Quand je sors manger, je comprends ce que l'écrivain Korsha Wilson ressent lorsqu'il dîne dans un restaurant en tant que l'un des rares journalistes spécialisés dans la cuisine noire. Tout comme elle l'a écrit dans son essai très partagé sur Eater, A Critic for All Seasons, je ne ressens pas le lien que les critiques ressentent parfois immédiatement le sentiment de juste étant attendu ou pris en charge. Le sentiment d'être juste une période. Le tout est accompagné d'une pincée de "Est-ce que j'appartiens ici en tant que l'un des seuls convives noirs dans une salle à manger &aposraffinée&apos?" Et un soupçon de regards des convives et du personnel qui dit, 𠇌omment a-t-il découvert cet endroit ?” Ce n'est que lorsque quelqu'un vérifie le nom sur la réservation, ou me reconnaît qu'une bonne table s'ouvre, ou que le célèbre “Laissez-moi voir ce que je peux faire pour vous faire entrer” se produit. Et puis soudain, les critiques ont du sens, les distinctions sont à la hauteur de leur potentiel.
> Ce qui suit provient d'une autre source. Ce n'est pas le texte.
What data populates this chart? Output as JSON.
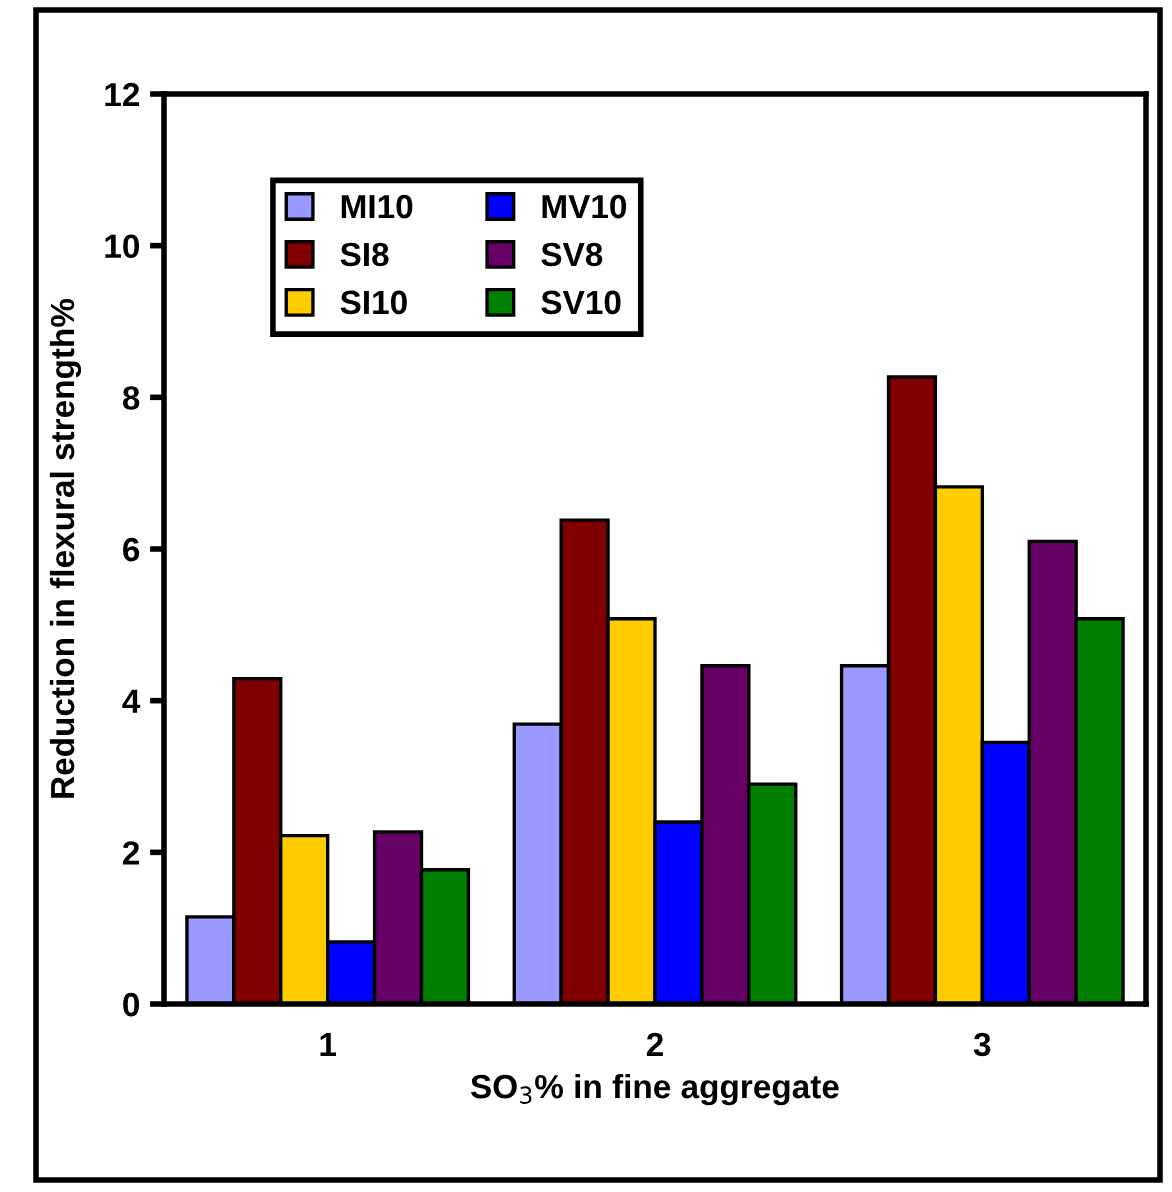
{
  "chart_data": {
    "type": "bar",
    "xlabel": "SO$_{3}$% in fine aggregate",
    "ylabel": "Reduction in flexural strength%",
    "categories": [
      "1",
      "2",
      "3"
    ],
    "series": [
      {
        "name": "MI10",
        "color": "#9999ff",
        "values": [
          1.15,
          3.69,
          4.46
        ]
      },
      {
        "name": "SI8",
        "color": "#800000",
        "values": [
          4.29,
          6.38,
          8.27
        ]
      },
      {
        "name": "SI10",
        "color": "#ffcc00",
        "values": [
          2.22,
          5.08,
          6.82
        ]
      },
      {
        "name": "MV10",
        "color": "#0000ff",
        "values": [
          0.82,
          2.4,
          3.45
        ]
      },
      {
        "name": "SV8",
        "color": "#660066",
        "values": [
          2.27,
          4.46,
          6.1
        ]
      },
      {
        "name": "SV10",
        "color": "#008000",
        "values": [
          1.77,
          2.9,
          5.08
        ]
      }
    ],
    "ylim": [
      0,
      12
    ],
    "yticks": [
      0,
      2,
      4,
      6,
      8,
      10,
      12
    ],
    "grid": false,
    "legend": "top left"
  }
}
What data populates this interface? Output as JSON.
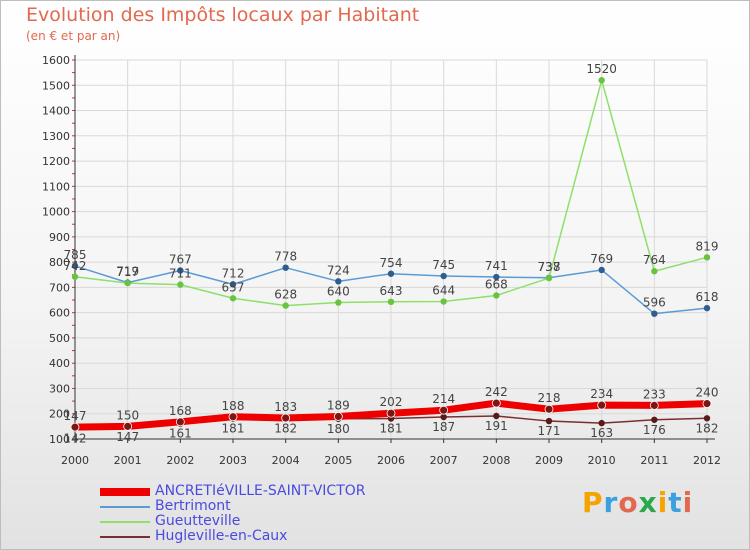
{
  "header": {
    "title": "Evolution des Impôts locaux par Habitant",
    "subtitle": "(en € et par an)"
  },
  "logo": {
    "text": "Proxiti"
  },
  "colors": {
    "title": "#e2694f",
    "axis": "#333333",
    "grid": "#d9d9d9",
    "legend_text": "#4a4ae0"
  },
  "chart_data": {
    "type": "line",
    "x": [
      "2000",
      "2001",
      "2002",
      "2003",
      "2004",
      "2005",
      "2006",
      "2007",
      "2008",
      "2009",
      "2010",
      "2011",
      "2012"
    ],
    "yticks": [
      "100",
      "200",
      "300",
      "400",
      "500",
      "600",
      "700",
      "800",
      "900",
      "1000",
      "1100",
      "1200",
      "1300",
      "1400",
      "1500",
      "1600"
    ],
    "ylim": [
      100,
      1600
    ],
    "grid": true,
    "legend_position": "bottom-left",
    "series": [
      {
        "name": "ANCRETIéVILLE-SAINT-VICTOR",
        "color": "#ee0000",
        "dot": "#7f1414",
        "width": 7,
        "values": [
          147,
          150,
          168,
          188,
          183,
          189,
          202,
          214,
          242,
          218,
          234,
          233,
          240
        ],
        "labels": [
          "147",
          "150",
          "168",
          "188",
          "183",
          "189",
          "202",
          "214",
          "242",
          "218",
          "234",
          "233",
          "240"
        ]
      },
      {
        "name": "Bertrimont",
        "color": "#5b9bd5",
        "dot": "#2e5d8e",
        "width": 1.5,
        "values": [
          785,
          719,
          767,
          712,
          778,
          724,
          754,
          745,
          741,
          738,
          769,
          596,
          618
        ],
        "labels": [
          "785",
          "719",
          "767",
          "712",
          "778",
          "724",
          "754",
          "745",
          "741",
          "738",
          "769",
          "596",
          "618"
        ]
      },
      {
        "name": "Gueutteville",
        "color": "#8ee06a",
        "dot": "#67c43e",
        "width": 1.5,
        "values": [
          742,
          717,
          711,
          657,
          628,
          640,
          643,
          644,
          668,
          737,
          1520,
          764,
          819
        ],
        "labels": [
          "742",
          "717",
          "711",
          "657",
          "628",
          "640",
          "643",
          "644",
          "668",
          "737",
          "1520",
          "764",
          "819"
        ]
      },
      {
        "name": "Hugleville-en-Caux",
        "color": "#7a2e2e",
        "dot": "#5a1a1a",
        "width": 1.5,
        "values": [
          142,
          147,
          161,
          181,
          182,
          180,
          181,
          187,
          191,
          171,
          163,
          176,
          182
        ],
        "labels": [
          "142",
          "147",
          "161",
          "181",
          "182",
          "180",
          "181",
          "187",
          "191",
          "171",
          "163",
          "176",
          "182"
        ]
      }
    ]
  }
}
Mais alors que je suis assis là dans mon chapeau Malcolm X et mon t-shirt sérigraphié Miles Davis, je me demande si les autres clients qui me ressemblent sans le pedigree ni le lien avec l'industrie ressentiraient jamais la même chose que je ressens en dînant en noir. Je me demande si un critique qui aimait aller dans le sud du Bronx, à Lagos ou à Accra autant qu'il aimait passer des vacances à Hawaï, Florence ou Chiang Mai ferait le même éloge. Pourraient-ils même en être capables sans sentir les odeurs, voir les beaux sourires et comprendre tout ce que ces gens ont vécu pour avoir maintenant un restaurant là où ils sont finalement autorisés légalement à s'asseoir et à apprécier leur cuisine et à ce qu'elle soit également reconnue et appréciée comme celles louées dans la presse grand public ?

La réponse est simple : les restaurants et les grandes publications ont une énorme responsabilité pour que la minorité se sente incluse dans cette industrie vaste et diversifiée. Cela signifie embaucher plus de personnes de couleur à évaluer, fréquenter plus de restaurants dirigés par des chefs de couleur prometteurs, embaucher et investir dans des personnes de tous les horizons et célébrer différentes cultures de manière authentique. N'oublions pas que cela ne fait que 55 ans que nous n'avons pas pu nous asseoir dans des restaurants légalement&# x2014 ma mère a 54 ans pour le contexte. Je me demande à quand remonte le premier avis sur un restaurant appartenant à des Noirs?

Nous avons travaillé si dur pour sortir de la cuisine, et maintenant il est temps de faire tout ce qu'il faut pour revenir et être reconnu pour cela. En attendant, tout ce que nous pouvons faire, c'est continuer à signer nos noms sur les factures, hocher la tête, sourire, et espérer qu'un jour nous serons reconnus non seulement pour la couleur de notre peau, mais pour le talent de nos os, le des compétences acquises au fil des années et le dévouement qu'il faut pour être en tête du col.